Cette réduction du foncier s’est accompagnée
d’une disparition, depuis les années soixante-dix,
des deux tiers des exploitations franciliennes. On n’en
dénombrait plus que 5 310, toutes filières confondues,
en 2012, dont 75 % étaient spécialisées dans
les grandes cultures. Seuls 9 % de ces exploitations étaient
maraîchères, fruitières et horticoles.
Cette baisse du nombre des exploitations est également
le fait de la spécialisation agricole dans les grandes
cultures céréalières et industrielles, dont
une des conséquences directes est l’agrandissement
des surfaces exploitées. Ceci s’explique en partie
par l’impact du mode d’attribution des aides européennes
au prorata de la surface de culture, mais aussi par l’optimisation
et la mécanisation des travaux permettant de meilleurs
rendements.
Si en 1970 la taille moyenne d’une exploitation était
de 46 ha, elle est de 113 ha en 2010 : +146 %. Aujourd’hui,
48 % des exploitations franciliennes - 2 600 - sont de plus de
100 ha. Ces grands propriétaires agricoles totalisent à
eux seuls 84 % de la SAU francilienne, 478 900 ha.
Cette
croissance a notamment entraîné l’agrandissement
des structures exploitantes selon un modèle économique
proche des entreprises. On compte, en 2010, 47 % de sociétés
agricoles - EARL, SCEA et GAEC - exploitant près de 60
% de la surface agricole utilisée de la région.
Cette
spécialisation s’est faite au détriment des
autres cultures et notamment des cultures maraîchères
également pénalisées par le manque de main-d’œuvre.

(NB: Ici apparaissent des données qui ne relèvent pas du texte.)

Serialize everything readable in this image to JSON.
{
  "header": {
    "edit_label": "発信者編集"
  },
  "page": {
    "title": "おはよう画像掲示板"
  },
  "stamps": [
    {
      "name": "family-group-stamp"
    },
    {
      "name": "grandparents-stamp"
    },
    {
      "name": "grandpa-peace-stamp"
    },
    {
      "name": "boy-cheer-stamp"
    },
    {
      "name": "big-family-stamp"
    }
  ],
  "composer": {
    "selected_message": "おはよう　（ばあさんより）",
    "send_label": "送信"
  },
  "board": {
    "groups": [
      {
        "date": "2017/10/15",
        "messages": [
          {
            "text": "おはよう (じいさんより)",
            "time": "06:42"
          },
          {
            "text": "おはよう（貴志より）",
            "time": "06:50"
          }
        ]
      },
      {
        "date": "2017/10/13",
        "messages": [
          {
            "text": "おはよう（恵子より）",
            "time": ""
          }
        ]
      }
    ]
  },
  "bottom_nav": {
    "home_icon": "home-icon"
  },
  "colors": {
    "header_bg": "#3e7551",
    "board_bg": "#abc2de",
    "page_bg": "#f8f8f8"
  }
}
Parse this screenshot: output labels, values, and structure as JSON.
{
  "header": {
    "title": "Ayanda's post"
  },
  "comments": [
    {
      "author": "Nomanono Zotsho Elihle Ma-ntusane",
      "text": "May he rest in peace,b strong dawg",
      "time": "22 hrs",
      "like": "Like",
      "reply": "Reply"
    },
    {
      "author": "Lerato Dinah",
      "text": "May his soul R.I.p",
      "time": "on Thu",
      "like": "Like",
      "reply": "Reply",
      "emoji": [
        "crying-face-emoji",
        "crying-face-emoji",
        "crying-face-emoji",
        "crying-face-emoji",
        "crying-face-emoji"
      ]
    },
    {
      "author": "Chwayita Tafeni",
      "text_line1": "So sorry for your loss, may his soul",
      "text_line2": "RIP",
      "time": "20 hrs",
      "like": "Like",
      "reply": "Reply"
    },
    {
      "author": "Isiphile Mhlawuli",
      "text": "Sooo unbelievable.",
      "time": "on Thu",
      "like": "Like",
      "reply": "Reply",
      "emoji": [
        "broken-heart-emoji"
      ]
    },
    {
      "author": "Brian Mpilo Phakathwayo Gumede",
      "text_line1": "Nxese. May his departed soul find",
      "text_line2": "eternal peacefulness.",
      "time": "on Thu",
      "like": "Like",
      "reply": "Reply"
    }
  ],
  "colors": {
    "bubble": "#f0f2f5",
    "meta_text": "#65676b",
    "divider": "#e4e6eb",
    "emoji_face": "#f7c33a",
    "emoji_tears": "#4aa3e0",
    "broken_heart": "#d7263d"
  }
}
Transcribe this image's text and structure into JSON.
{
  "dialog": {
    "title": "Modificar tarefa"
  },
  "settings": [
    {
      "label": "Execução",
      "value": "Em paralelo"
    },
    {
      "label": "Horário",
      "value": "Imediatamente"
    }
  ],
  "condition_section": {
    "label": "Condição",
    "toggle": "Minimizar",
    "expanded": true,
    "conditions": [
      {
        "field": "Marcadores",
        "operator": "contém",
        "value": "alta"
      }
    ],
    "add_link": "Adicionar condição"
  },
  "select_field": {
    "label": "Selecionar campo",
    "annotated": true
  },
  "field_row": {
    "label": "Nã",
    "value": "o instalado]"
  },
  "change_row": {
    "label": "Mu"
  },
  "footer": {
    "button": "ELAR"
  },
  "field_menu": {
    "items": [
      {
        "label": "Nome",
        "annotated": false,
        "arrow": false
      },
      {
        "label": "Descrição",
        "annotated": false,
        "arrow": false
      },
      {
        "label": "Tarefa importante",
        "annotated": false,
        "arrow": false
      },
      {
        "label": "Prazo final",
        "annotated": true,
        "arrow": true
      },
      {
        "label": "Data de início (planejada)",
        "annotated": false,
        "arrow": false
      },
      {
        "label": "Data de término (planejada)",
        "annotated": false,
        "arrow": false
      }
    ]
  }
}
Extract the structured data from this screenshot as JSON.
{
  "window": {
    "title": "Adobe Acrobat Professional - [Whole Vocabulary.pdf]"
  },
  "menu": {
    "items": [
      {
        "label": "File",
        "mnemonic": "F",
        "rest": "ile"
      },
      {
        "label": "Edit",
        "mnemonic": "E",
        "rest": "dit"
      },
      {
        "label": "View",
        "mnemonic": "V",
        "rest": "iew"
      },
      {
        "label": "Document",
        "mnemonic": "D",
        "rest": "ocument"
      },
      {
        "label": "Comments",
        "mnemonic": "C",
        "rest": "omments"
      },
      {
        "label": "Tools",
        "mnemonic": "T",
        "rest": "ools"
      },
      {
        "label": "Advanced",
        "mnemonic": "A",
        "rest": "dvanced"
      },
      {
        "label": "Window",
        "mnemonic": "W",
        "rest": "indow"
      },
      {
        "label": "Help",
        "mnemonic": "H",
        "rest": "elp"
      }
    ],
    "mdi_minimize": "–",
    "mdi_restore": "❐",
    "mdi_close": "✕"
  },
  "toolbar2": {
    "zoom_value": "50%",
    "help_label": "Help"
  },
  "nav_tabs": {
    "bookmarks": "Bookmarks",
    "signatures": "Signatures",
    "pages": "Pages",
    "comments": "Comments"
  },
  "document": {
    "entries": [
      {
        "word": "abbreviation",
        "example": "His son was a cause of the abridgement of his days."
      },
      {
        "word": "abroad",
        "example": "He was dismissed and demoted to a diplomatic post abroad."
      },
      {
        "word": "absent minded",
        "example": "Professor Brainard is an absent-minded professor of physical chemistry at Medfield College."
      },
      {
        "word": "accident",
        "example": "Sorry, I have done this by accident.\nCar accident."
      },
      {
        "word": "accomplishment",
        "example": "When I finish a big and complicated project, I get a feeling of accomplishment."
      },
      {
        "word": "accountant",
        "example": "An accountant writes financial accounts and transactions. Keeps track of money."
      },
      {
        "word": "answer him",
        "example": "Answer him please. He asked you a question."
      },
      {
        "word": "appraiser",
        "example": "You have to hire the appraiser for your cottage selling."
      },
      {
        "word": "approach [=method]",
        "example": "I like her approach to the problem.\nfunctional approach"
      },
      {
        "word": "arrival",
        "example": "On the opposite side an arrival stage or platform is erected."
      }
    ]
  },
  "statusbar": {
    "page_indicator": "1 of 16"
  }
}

Les évolutions récentes liées aux attentes
citoyennes, soutenues par les politiques publiques, se traduisent
par un renouvellement des cultures maraîchères, des
formes d’exploitation et de distribution.
Rééquilibrer
l’agriculture dans l’urbain : le défi de l’alimentation
durable
La
Métropole du Grand Paris compte 2 000 ha d’espaces
agricoles, soit 2 % de
la surface totale.
Ces espaces agricoles se situent principalement aux confins orientaux
de la métropole : Plateau Briard, La-Queueen-Brie, Noiseau,
Rungis, Tremblay-en-France, Coubron notamment. Ils se répartissent
à 35 % dans le T11 - 690 ha -, 24 % dans le T7 - 486 ha
-, 5 % dans le T12 - 104 ha - et 2 % dans le T9 : 42 ha.
18
producteurs ont été recensés sur le territoire
métropolitain, dans le cadre de cette étude : 9
producteurs d’aromates et miel, 5 de fruits et légumes,
3 maraîchers et 1 vignoble. Ces 18 producteurs représentent
20 % des exploitations métropolitaines. Le tiers de ces
producteurs fournit des ruches et 12 d’entre eux fournissent
au moins une structure de livraison de panier, ComptoirLocal notamment.
Actuellement,
sur les 3 349,7 ha de projets jouxtant ou recouvrant entièrement
des terres agricoles, 26 % des terrains agricoles, soit 528,7
ha, sont menacés par les grands projets d’aménagement
métropolitains. Le nord-est et le sud apparaissent comme
les espaces les plus exposés : 193,5 ha de terres agricoles
au sud de l’aéroport Roissy-Charles de Gaulle et
71,7 ha au nord de l’aéroport d’Orly.
©
Apur
Alors
que près de 2 000 hectares d’espaces ouverts ont
disparu au profit d’espaces bâtis entre 1990 et 2012,
dont les trois quarts par extension de l’urbanisation sur
des espaces agricoles, boisés et naturels, le développement
d’une agriculture urbaine et périurbaine respectueuse
de l’environnement apparaît comme un enjeu majeur
de la Métropole du Grand Paris.
La
Métropole souhaite intégrer au SCoT des objectifs
en matière de développement des surfaces agricoles.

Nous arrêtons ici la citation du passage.